Ivan Tverdovsky‘s Corrections Class, which won Karlovy Vary’s East of the West competition in July, took the event’s main prize worth $25,000, and Test won best director and $10,000 for helmer Alexander Kott.
The festival, held in a small former East German town southeast of Berlin, is one of the world’s leading showcases of movies from Soviet and former Warsaw Pact countries.
Tverdovsky’s film, his feature debut, is about a paraplegic named Lena who learns how emotionally unstable personal relations can be among young people on the edge of society.

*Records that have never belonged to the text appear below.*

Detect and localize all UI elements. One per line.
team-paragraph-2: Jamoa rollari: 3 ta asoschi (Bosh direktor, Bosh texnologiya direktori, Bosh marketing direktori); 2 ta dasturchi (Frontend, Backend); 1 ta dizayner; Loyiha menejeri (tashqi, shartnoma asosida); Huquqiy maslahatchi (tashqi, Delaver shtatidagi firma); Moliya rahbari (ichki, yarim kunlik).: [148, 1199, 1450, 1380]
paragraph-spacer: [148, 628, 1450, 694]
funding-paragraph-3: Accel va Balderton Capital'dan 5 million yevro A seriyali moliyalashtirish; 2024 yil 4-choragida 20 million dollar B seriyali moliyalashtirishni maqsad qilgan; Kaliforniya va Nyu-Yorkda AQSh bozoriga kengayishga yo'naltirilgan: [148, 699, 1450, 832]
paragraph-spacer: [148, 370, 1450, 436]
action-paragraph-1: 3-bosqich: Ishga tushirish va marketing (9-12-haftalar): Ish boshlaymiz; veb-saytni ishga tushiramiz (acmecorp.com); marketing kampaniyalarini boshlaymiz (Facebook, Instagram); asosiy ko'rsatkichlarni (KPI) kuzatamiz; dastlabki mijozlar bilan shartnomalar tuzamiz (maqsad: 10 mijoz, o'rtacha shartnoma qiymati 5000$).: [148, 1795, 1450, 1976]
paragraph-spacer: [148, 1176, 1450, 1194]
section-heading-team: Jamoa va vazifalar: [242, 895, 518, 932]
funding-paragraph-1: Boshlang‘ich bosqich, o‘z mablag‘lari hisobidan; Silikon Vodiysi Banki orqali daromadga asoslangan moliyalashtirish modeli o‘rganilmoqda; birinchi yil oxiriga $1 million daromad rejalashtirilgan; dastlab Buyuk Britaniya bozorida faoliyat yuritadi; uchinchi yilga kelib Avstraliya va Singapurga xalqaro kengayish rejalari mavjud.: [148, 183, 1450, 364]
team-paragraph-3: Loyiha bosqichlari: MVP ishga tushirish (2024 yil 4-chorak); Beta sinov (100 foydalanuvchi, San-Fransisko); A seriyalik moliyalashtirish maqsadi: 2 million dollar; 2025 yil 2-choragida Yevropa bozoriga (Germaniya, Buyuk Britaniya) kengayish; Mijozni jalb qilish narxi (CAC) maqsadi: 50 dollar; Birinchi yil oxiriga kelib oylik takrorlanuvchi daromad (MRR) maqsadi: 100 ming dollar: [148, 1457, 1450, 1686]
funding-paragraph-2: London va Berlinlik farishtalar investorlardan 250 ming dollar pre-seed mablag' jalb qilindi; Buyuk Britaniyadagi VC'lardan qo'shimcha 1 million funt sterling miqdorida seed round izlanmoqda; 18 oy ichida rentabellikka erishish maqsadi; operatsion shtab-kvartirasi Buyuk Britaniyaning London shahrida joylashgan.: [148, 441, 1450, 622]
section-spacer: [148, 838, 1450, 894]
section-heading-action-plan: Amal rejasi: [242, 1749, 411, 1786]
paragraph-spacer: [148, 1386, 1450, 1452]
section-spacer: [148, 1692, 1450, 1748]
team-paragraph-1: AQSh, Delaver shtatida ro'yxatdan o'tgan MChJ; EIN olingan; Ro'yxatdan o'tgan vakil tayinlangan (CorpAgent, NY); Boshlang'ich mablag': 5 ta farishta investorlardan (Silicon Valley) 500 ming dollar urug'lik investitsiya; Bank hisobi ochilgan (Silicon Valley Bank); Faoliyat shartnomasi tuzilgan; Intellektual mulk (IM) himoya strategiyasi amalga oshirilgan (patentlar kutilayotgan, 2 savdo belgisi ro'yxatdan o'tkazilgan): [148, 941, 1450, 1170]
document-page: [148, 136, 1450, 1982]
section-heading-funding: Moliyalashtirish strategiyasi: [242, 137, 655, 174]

The Cottbus jury was impressed by its “unsentimental, unpretentious approach to an important social issue by an excellent ensemble of actors.”
Kott’s “quirky and visually stunning” film, based on an obscure chapter in postwar Soviet history, is about a young woman involved in a love triangle.
In other awards, best actress went to Piroska Molnar for her role in Hungarian director Gyorgy Palfi‘s Free Fall and best actor to Emir Hadzihafizbegovic for his part in These Are the Rules by Yugoslav-born Ognjen Svilicic.
There was a special jury mention for Kosovar-German co-production Three Windows and a Hanging by Isa Qosja. The film was produced after being first pitched to professionals in 2012 at the festival’s co-production market Connecting Cottbus.